Hal ini didasari oleh adanya Prinsip deklaratif terhadap hak kekayaan intelektual. Prinsip Deklaratif adalah pihak yang pertama kali mengajukan permohonan pencatatan dan sudah disetujui oleh kantor Kemenkumham mendapatkan hak eksklusif yaitu hak atas ciptaannya. Prinsip Deklaratif adalah prinsip pengguna pertama yang berhak menurut hukum atas ciptaan yang bersangkutan.
Problem yuridis lainnya adalah ketiadaan sanksi bagi pembajak karya, juga ketiadaan sanksi apabila tidak mendaftarkan karyanya. Oleh karenanya, Pasal 4 tidak sinkron dengan Pasal 1 ayat 1 yaitu Hak Cipta adalah hak eksklusif pencipta yang timbul secara otomatis berdasarkan prinsip deklaratif setelah suatu ciptaan diwujudkan dalam bentuk nyata tanpa mengurangi pembatasan sesuai dengan ketentuan peraturan perundang-undangan.
Penelitian dengan 100 responden pelukis, yang dilakukan oleh Yovita dan Lindawati dalam kegiatan Pasar Seni Lukis Indonesia di Surabaya pada 21 November 2022 menunjukkan bahwa 70 % mengetahui adanya kejahatan terhadap ciptaan, namun hanya 1i % yang mengetahui bahwa Hak cipta harus didaftarkan terlebih dahulu.
Sengketa Hak Cipta karya Lukis muncul manakala pencipta mengetahui bahwa karyanya diserobot, dipublikai, dikomersialisasi oleh pihak lain. Setelahnya baru pencipta melaporkan ke polisi atau pihak terkait. Dalam perspektif pidana, hal ini tergolong dalam delik aduan.
Proses pembuktian akan mengalami kesulitan apabila karya ditak pernah didaftarakan oleh pelukis aslinya. Hal inilah yang merupakan kelemahan yurisis. Undang-Undang Nomor 8 tahun 2014 tentang Hak Cipta menetapkan sanksi pidana, namun hanya berlaku bagi pelukis yang karyanya yang telah diciptakan. Pasal 112-119 menetapkan sanksi pidana penjara 2-10 tahun dan denda 100 juta -- 4 miliar rupiah.

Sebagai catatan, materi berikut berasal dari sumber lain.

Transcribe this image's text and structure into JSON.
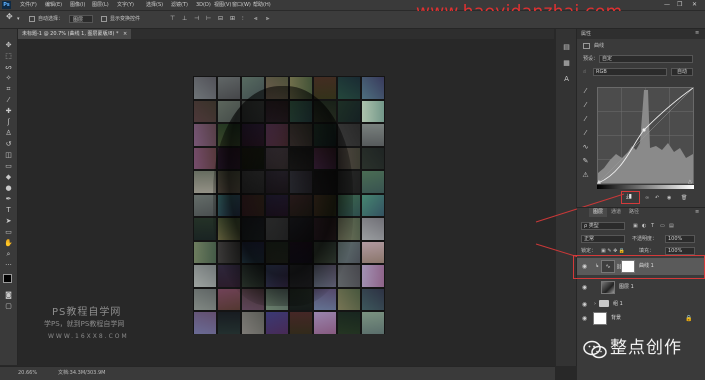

Perlindungan hukum yang diharapkan dapat tercapai dengan membangun model perlindungan melalui 3 (tiga) tahap, yaitu :
sosialisasi, aksesabilitas pendaftaran, dan advokasi (pendampingan).
Tahap sosialisasi : dilakukan melalui Lembaga Pendidikan dan non Pendidikan tentang hak ekslusif pencipta secara virtual dan non virtual. Aksesabilitas pendaftaran dilakukan dengan cara online atau pendaftaran konvensional di sentra pelayanan HAKI, memperbanyak Lembaga konsultasi hak cipta, serta mempermudah pendaftaran tersebut. Advokasi atau pendampinagan hukum secara non litigasi melalui mediasi dan konsisliasi, secara litigasi di pengadilan niaga. Hal ini akan mampu untuk meminimalisasi kejahatan terhadap hak cipta bagi para pelukis.